5591 Background: Studies have shown that adjuvant therapy increases progression free survival, but does not affect overall survival in patients with high-intermediate risk (H-IR) endometrial cancer (EMCA). Our objective was to develop a gene expression signature that may help identify H-IR EMCA patients with the highest risk of recurrence to help guide treatment strategies. Methods: Data was collected on all patients that met H-IR EMCA criteria diagnosed between 2000-2010 at UAB (n = 292). Of the patients that did not receive adjuvant treatment, 13 patients that recurred were matched to 13 patients that did not recur and original tumor was compared. Of those that recurred, 5 patients had original and recurrent tumor available for analysis. Gene expression data was collected using the Nanostring nCounter PanCancer Pathway 770 gene panel. Data was analyzed using nSolver Advanced Analysis Software. A fold change (FC) of ≥ ± 2 (p < 0.05) was used to identify genes with a significant expression difference. Results: Comparing the 13 patients that recurred to the 13 that did not, there were 5 genes with FC ≥ +2: BAIAP3, PLCB1, IL1R1, NOS3 and RAD50. There were 29 genes with FC ≥ -2; the top 3 genes with decreased expression (FC ≥ -10) were: BMP7, FGF18, WNT7A. Genes in the Cell Cycle (CC) pathway were significantly different in the patients that recurred (p = 0.02).

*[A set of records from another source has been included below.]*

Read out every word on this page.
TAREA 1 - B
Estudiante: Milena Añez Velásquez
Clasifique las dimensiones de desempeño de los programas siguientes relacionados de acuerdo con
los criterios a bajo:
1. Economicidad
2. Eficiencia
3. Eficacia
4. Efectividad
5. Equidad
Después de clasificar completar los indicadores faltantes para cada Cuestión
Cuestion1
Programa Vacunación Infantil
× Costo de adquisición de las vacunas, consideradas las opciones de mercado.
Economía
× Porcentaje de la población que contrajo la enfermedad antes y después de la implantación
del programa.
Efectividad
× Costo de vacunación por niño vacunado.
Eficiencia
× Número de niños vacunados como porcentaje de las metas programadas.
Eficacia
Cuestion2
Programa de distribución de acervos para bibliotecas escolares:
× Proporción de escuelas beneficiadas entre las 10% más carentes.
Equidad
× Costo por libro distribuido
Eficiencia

There were 61 genes with FC ≥ +2 when comparing the original tumor to recurrent tumor; the top 3 genes with increased expression (FC ≥ 10) were: FGF18, CCND1, HIST1H3H (p < 0.05). There were 50 genes with FC ≥ -2; the top 3 genes with decreased expression (FC ≥ -1000) were: HOXA11, LEFTY2 and SFRP4. Wnt, Hedgehog, Chromatin Modification, DNA repair, TGF-β, MAPK, and CC pathways were significantly different in the recurrent samples compared to the original tumor (p < 0.05). Conclusions: Our data suggests that gene expression panels could better identify patients that warrant adjuvant treatment. The CC pathway, which is significantly different in the original tumor from those that recurred and those that did not, was further altered in the recurrent tumor samples. Additional studies are on-going to validate these findings and to further investigate DNA mutation differences in larger cohort of patients.